Hey everyone,
I’m a Lead DevOps at a game studio, running our infrastructure on DigitalOcean Kubernetes. I got tired of manually digging through logs and dashboards every time an alert fires, so I built an AI-powered alert assistant that does the initial investigation for me.
What it does:
When Alertmanager fires an alert, this workflow automatically investigates the incident and posts a structured diagnostic report as a thread reply in Mattermost — right under the original alert message.
The report includes:
- What happened (summary of the incident)
- Event timeline (what preceded the alert in the last 10+ minutes)
- Root cause (up to two hypotheses)
- Troubleshooting tips (step-by-step actions for each hypothesis)
How it works:
Receive & deduplicate — Webhook receives alerts from Alertmanager. A deduplication node (48h window using $getWorkflowStaticData) prevents repeated analysis of the same alert.
Enrich with trigger condition — The workflow fetches the actual PromQL expression from Prometheus Rules API, so the agent knows exactly what condition triggered the alert.
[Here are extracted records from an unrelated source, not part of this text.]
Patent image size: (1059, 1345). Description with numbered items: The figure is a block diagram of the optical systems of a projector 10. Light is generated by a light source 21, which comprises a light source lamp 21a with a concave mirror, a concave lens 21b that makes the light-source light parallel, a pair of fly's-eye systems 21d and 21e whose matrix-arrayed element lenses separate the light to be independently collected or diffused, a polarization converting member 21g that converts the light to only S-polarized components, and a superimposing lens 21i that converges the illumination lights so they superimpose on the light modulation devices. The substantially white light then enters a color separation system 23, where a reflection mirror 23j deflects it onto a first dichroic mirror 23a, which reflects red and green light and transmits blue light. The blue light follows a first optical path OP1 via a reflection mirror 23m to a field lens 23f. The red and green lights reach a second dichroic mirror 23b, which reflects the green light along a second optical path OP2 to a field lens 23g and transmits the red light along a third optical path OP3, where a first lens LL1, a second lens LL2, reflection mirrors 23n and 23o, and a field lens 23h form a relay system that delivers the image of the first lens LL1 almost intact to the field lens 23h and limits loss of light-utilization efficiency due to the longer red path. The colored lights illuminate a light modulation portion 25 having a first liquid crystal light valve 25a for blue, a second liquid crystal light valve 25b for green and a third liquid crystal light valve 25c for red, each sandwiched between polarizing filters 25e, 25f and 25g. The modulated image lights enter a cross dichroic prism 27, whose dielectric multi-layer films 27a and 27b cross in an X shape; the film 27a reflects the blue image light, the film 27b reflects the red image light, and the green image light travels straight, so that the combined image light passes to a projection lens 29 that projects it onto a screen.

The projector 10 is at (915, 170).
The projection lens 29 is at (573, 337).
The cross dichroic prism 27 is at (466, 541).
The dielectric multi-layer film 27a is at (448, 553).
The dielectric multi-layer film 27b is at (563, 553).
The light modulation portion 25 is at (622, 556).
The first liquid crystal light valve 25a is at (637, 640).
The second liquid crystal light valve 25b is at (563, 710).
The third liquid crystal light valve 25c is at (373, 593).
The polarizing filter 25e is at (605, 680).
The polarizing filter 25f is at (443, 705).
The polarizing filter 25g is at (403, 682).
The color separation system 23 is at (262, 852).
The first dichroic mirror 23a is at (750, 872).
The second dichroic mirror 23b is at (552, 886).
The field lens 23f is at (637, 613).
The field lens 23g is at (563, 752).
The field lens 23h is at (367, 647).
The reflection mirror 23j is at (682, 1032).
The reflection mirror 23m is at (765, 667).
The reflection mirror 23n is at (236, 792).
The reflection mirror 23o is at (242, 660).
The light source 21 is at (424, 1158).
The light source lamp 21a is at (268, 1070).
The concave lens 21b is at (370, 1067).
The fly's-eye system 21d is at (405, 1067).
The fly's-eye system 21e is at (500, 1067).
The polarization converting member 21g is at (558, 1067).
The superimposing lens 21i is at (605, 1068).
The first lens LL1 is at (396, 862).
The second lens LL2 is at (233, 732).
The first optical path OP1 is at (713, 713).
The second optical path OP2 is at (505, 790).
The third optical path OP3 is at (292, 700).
AI Agent investigation — The agent has access to 5 MCP tool servers:
- Kubernetes MCP — pod status, logs, events, resource consumption
- Grafana MCP — PromQL/LogQL queries, dashboard lookups, Sift analysis
- DigitalOcean MCP — DOKS cluster info, App Platform, networking
- GitHub MCP — recent releases, PRs, commits (to check if a deploy caused the issue)
- Qdrant Vector Store — RAG over internal infrastructure documentation (service topology, naming conventions, traffic flow)
Thread matching — After analysis, the workflow searches the Mattermost channel for the original alert post (matching by alertname in attachment titles) and replies in the same thread.
Key design decisions:
- The agent is restricted to read-only operations — no changes to infrastructure through MCP
- Tool retries are limited (max 1 retry per failed call) to avoid loops
- Alert labels are pre-processed into a clean prompt format, stripping noise like job, instance, metrics_path
- The PromQL trigger query is injected into the prompt, so the agent can re-evaluate the condition itself
Stack:
Alertmanager, n8n (self-hosted), OpenAI API, Grafana + Prometheus + Loki, Kubernetes (DOKS), Qdrant, Mattermost, DigitalOcean
Workflow JSON attached below — you’ll need to configure your own MCP server endpoints, credentials, and SetVars values.
I’d love your input: What additional data sources or context would you feed into the agent to make the analysis more effective? I’m considering adding database query stats and deployment pipeline status, but curious what others have found valuable in incident investigation.